West and some quarters in Pakistan claim students of the Madaris have been involved in terror activities and they are brainwashed to be violent and extremist during their studies, something contradicted by the religious circles who have been bitterly opposed to state interference in their business.

According to some estimates, more than 3.5 million students are receiving religious education in seminaries run under five federations (Wafaq), Wafaqul Madaris al-Arbia of Deobandi school of thought being most powerful of them. The other four are: Tanzeemul Madaris Ehle-Sunnat (Brelvi school of thought), Wafaqul Madaris Al-Salfia (Ehle-Hadith), Wafaqul Madaris (Al-Shia) and Rabtatul Madaris (run under the banner of Jamaat-e-Islami).

“Students of religious seminaries will be taught all compulsory modern subjects during their eight-year course of Dars-e-Nizami. Their qualification at different stages will be considered equivalent to the students of state-run educational institutions,” heads of Wafaqul Madaris Salfi Dr Zafar Saleem and Rabtatul Madaris Dr Ata-ur-Rehman told The Nation who both attended the meeting, which was presided over by State Minister for Education Engineer Balig-ur-Rehman.

They said the agreement on registration of Madaris had already been reached and yesterday’s meeting was specific to curriculum issues.

“Madaris and the federal government have already agreed on a draft of registration form. The government representatives told us the forms had already been sent to the provinces and now it is up to the provincial governments to forward those to the seminaries for obtaining data about Madaris,” Dr Ata said.

Giving details of the meeting, he said Sanavia Aaama (initial two years of Dars-e-Nizami), Sanvia Khasa (four years), Shahadatul Aalia (six years) and Shahadatul Aalimia (eight years education for completion of seminary degree) will be considered equal to matriculation, intermediate, graduation and masters respectively.

“The government will introduce an act of parliament for the purpose and all educational boards and universities will hold examinations of compulsory subjects for the seminary students to issue them certificates and degrees. Madaris will hire teachers to teach subjects of modern sciences, English, Pakistan Studies etc to the students,” explained Ata-ur-Rehman.

He said the religious boards will have to fulfil all requirements proposed by the government to get legal status of issuing degrees and certificates to their students by conducting their own examinations of modern subjects as well.

The government approached religious leaders a number of times for madrassa reforms. The plan envisaged registration of all seminaries, besides a crackdown against those having direct or indirect links with the ongoing militancy. The clerics would agree to support government effort only to drag their feet later on one excuse or the other.

In January last, following a meeting between Interior Minister Chaudhry Nisar Ali Khan and representatives of the Ittehad Tanzeemul Madaris Pakistan, a joint declaration was issued. It was agreed that separate committees will be formed for registration of seminaries and for introducing reforms in their curricula.
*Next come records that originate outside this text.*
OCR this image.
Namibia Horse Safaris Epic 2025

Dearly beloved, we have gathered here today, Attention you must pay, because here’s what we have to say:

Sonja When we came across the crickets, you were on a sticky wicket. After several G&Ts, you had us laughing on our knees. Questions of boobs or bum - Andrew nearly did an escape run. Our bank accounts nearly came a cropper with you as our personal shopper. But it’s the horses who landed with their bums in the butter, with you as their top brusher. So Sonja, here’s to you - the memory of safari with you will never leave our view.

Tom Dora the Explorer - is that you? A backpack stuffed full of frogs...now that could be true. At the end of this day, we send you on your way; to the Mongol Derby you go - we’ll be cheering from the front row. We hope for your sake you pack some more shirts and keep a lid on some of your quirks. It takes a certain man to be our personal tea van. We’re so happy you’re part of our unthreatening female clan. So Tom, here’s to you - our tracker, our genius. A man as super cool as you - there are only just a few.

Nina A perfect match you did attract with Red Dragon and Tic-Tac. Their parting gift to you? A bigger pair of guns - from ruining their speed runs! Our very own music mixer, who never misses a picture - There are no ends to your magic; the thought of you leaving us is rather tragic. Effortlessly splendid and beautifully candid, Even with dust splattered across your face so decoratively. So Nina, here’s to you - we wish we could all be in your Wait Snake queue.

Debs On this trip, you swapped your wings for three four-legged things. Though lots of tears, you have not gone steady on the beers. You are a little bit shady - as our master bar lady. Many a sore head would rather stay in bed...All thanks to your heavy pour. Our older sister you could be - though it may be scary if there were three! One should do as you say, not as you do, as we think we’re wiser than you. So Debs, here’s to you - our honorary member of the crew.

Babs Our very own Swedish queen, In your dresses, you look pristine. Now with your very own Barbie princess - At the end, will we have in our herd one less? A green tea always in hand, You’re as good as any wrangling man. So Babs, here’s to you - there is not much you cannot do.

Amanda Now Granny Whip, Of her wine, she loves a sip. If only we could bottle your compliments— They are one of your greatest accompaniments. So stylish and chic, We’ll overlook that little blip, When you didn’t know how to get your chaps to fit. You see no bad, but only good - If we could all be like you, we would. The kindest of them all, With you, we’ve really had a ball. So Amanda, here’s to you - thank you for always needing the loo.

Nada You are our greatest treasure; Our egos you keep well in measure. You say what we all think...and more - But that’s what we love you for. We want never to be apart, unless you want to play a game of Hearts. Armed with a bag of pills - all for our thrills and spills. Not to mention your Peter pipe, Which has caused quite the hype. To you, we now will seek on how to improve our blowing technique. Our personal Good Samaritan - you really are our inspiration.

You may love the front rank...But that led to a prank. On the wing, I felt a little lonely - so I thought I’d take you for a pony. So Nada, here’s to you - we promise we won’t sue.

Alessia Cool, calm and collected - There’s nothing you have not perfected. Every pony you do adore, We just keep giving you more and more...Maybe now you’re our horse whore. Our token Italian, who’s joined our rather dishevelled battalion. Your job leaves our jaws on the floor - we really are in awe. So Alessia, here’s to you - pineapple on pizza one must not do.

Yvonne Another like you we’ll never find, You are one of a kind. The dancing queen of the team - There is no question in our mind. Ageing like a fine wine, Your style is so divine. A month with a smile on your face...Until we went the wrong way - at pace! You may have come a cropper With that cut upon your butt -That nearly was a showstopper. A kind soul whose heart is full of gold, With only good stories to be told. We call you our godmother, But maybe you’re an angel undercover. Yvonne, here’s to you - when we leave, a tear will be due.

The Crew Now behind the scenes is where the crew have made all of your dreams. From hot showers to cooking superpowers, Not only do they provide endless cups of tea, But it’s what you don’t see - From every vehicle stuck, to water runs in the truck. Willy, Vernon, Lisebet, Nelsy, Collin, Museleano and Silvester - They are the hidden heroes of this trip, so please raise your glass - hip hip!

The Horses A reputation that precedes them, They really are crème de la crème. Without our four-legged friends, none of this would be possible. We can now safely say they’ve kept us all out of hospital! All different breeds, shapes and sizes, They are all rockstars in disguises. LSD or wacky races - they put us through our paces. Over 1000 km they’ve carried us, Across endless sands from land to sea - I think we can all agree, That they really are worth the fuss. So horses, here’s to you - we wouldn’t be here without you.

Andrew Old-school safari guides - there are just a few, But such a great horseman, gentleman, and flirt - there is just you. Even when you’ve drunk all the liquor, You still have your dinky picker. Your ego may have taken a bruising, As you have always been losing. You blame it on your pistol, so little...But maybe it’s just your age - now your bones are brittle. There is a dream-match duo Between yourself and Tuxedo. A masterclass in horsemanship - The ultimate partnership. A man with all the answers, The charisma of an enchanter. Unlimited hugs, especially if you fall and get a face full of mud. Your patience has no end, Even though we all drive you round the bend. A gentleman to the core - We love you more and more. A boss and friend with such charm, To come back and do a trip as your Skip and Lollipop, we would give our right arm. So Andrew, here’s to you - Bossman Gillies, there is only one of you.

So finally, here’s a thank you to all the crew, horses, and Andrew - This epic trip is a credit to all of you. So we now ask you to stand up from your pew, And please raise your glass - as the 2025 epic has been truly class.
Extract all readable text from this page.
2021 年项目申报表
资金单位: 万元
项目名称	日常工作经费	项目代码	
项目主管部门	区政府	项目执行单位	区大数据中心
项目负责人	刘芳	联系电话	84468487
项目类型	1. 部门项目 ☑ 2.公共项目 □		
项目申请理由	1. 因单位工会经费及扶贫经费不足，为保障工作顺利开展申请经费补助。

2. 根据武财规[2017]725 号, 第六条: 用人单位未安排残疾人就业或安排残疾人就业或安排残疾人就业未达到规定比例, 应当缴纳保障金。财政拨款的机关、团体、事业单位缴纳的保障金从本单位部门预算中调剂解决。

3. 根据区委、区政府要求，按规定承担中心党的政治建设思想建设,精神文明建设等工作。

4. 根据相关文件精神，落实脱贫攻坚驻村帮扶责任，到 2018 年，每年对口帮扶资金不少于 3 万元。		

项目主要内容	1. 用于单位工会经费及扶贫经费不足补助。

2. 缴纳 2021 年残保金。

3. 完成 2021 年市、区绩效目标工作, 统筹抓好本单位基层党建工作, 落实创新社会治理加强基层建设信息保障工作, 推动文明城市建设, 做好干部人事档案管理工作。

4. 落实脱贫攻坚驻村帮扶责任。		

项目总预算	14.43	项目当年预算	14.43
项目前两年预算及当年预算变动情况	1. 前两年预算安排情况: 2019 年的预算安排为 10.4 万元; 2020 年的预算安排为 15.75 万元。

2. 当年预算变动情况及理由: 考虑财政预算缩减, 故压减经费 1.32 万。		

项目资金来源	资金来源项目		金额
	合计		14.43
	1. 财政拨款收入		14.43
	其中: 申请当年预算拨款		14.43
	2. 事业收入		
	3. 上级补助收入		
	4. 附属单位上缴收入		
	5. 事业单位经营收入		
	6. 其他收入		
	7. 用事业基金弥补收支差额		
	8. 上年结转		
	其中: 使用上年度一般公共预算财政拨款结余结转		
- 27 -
A curricula reforms committee, having representations of the religious affairs ministry, Madaris and provincial governments, was tasked to propose changes in the curricula to counter extremism while a Madaris registration committee was to prepare a registration form to get credentials of unregistered religious schools.

The two sides also agreed to establish a coordination mechanism between Madaris and the government to ensure joint efforts against terrorism. According to new arrangements, Madaris were to receive foreign financial aid only through the government – a move aimed at ensuring proper audit of their funds.